О письме стало известно всем, о нем говорили в доме, не скрываясь ни от прислуги, ни от детей. Элисабед была смущена и не знала, что ей делать. Она была искренне привязана к Пиросманашвили, как к младшему брату, почти как к сыну. Никто не принял письмо всерьез, им даже не очень возмущались. Вряд ли кому-нибудь пришло в голову заподозрить корысть, желание пристроиться к самостоятельной вдове. Такое случалось часто. Но слишком уж нелепым должно было показаться это письмо, словно взятое из чувствительного романа, слишком уж странно и непривычно было все в нем. Что он написал женщине, в доме которой жил, с которой мог видеться и говорить ежечасно. Что все его представления о социальном неравенстве — головные: он знает о нем, но легко пренебрегает им и, самое главное, ожидает, что и другие способны пренебречь. Что он влюбился в женщину на десять лет старше его самого — женщину, которая уже заметно постарела (на Кавказе женщины рано утрачивают молодость). Что он не задумывается над собственным положением человека без профессии, без семьи, без денег, предлагая руку женщине. Что, наконец, даже не интересуется сколько-нибудь, любит ли она сама его. Все эти вопросы, совершенно естественные для той среды, в которой он вырос и представления которой должен был воспринять, для него как бы не существовали.
Пиросманашвили был человек не от мира сего, он только подтвердил лишний раз свою репутацию. Все же у Элисабед Ханкаламовой ему оставаться уже было неловко. Он перебрался к ее брату, Калантару Калантарову, у которого были свои дома и караван-сарай возле Майдана, и прожил там два или три года.
Ему исполнилось двадцать пять лет, потом двадцать шесть, потом двадцать семь. Дети вокруг него подрастали, исчезали из дома — уезжали учиться, выходили замуж, женились; взрослые старели. Жизнь менялась. Только его положение оставалось все таким же и, вместе с тем, — все более и более неопределенным.

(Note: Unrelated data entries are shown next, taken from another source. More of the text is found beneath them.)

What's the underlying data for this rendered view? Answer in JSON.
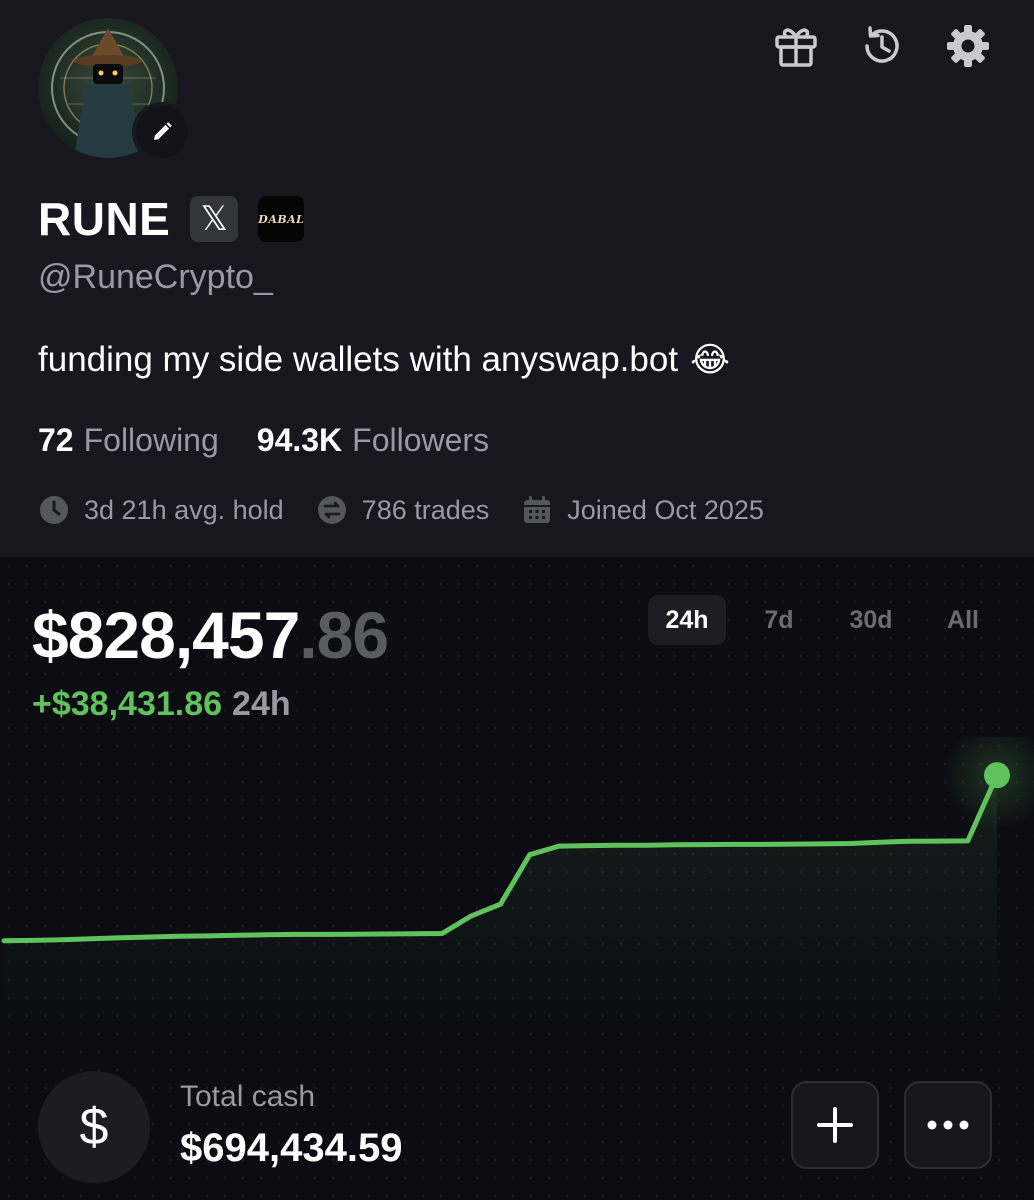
{
  "profile": {
    "name": "RUNE",
    "x_badge_glyph": "𝕏",
    "dabal_badge_text": "DABAL",
    "handle": "@RuneCrypto_",
    "bio": "funding my side wallets with anyswap.bot",
    "bio_emoji": "😂",
    "following_count": "72",
    "following_label": "Following",
    "followers_count": "94.3K",
    "followers_label": "Followers",
    "avg_hold": "3d 21h avg. hold",
    "trades": "786 trades",
    "joined": "Joined Oct 2025"
  },
  "header_icons": [
    "gift-icon",
    "history-icon",
    "gear-icon"
  ],
  "portfolio": {
    "balance_main": "$828,457",
    "balance_cents": ".86",
    "change_value": "+$38,431.86",
    "change_period": "24h",
    "periods": [
      {
        "label": "24h",
        "active": true
      },
      {
        "label": "7d",
        "active": false
      },
      {
        "label": "30d",
        "active": false
      },
      {
        "label": "All",
        "active": false
      }
    ]
  },
  "cash": {
    "currency_symbol": "$",
    "label": "Total cash",
    "value": "$694,434.59"
  },
  "actions": {
    "add_glyph": "+",
    "more_glyph": "•••"
  },
  "colors": {
    "accent_green": "#5fc25d",
    "background": "#0c0c12",
    "profile_background": "#18171f",
    "muted_text": "#9a99a3"
  },
  "chart_data": {
    "type": "line",
    "period": "24h",
    "series": [
      {
        "values": [
          790026,
          790100,
          790250,
          790500,
          790700,
          790900,
          791050,
          791150,
          791300,
          791400,
          791500,
          791500,
          791550,
          791600,
          791650,
          791700,
          795800,
          798500,
          810000,
          812000,
          812100,
          812200,
          812200,
          812300,
          812350,
          812400,
          812400,
          812450,
          812500,
          812600,
          812900,
          813100,
          813150,
          813200,
          828458
        ]
      }
    ],
    "ylim": [
      770000,
      835000
    ],
    "grid": false,
    "last_point_marker": true
  }
}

Он попытался стать на здравый путь, соединив владеющую им страсть с рассудком, рисование — с заботой о куске хлеба. Явился замысел устроить живописную мастерскую и зарабатывать изготовлением красивых и недорогих вывесок. Но замысел этот, неплохой сам по себе, был обречен, потому что осуществлялся крайне непрактично.

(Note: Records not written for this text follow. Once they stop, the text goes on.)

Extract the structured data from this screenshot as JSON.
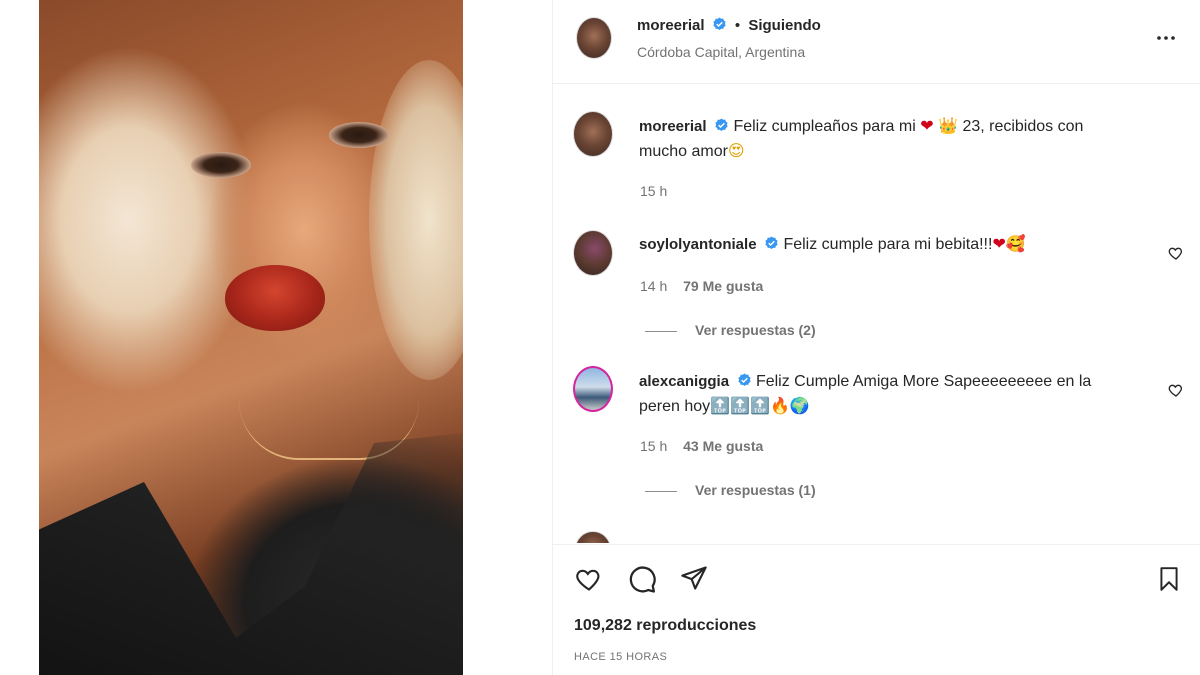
{
  "post": {
    "author": "moreerial",
    "follow_label": "Siguiendo",
    "follow_dot": "•",
    "location": "Córdoba Capital, Argentina",
    "more_label": "•••"
  },
  "caption": {
    "user": "moreerial",
    "text": "Feliz cumpleaños para mi",
    "emoji_1": "❤",
    "emoji_2": "👑",
    "text_2": "23, recibidos con",
    "text_3": "mucho amor",
    "emoji_3": "😍",
    "time": "15 h"
  },
  "comments": [
    {
      "user": "soylolyantoniale",
      "text": "Feliz cumple para mi bebita!!!",
      "emoji": "❤🥰",
      "time": "14 h",
      "likes": "79 Me gusta",
      "replies": "Ver respuestas (2)"
    },
    {
      "user": "alexcaniggia",
      "text": "Feliz Cumple Amiga More Sapeeeeeeeee en la",
      "text_2": "peren hoy",
      "emoji": "🔝🔝🔝🔥🌍",
      "time": "15 h",
      "likes": "43 Me gusta",
      "replies": "Ver respuestas (1)"
    }
  ],
  "stats": {
    "views": "109,282 reproducciones",
    "posted": "HACE 15 HORAS"
  },
  "icons": {
    "like": "heart-icon",
    "comment": "comment-icon",
    "share": "send-icon",
    "save": "bookmark-icon",
    "verified": "verified-badge-icon"
  },
  "colors": {
    "verified": "#3897f0",
    "text": "#262626",
    "secondary": "#737373",
    "story_ring": "#d6249f"
  }
}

Человек благоразумный сначала пошел бы работать подмастерьем или хотя бы учеником, нет — слугой, в какую-нибудь мастерскую, там понемногу изучил ремесло, установил необходимые связи, накопил немного денег и лишь после этого решился бы действовать самостоятельно. Но Пиросманашвили сразу взялся за дело, даже отыскал себе компаньона — Гиго Зазиашвили. Зазиашвили тоже был не художник, а молодой человек, увлекавшийся рисованием, такой же дилетант. С Пиросманашвили его связывало давнее знакомство.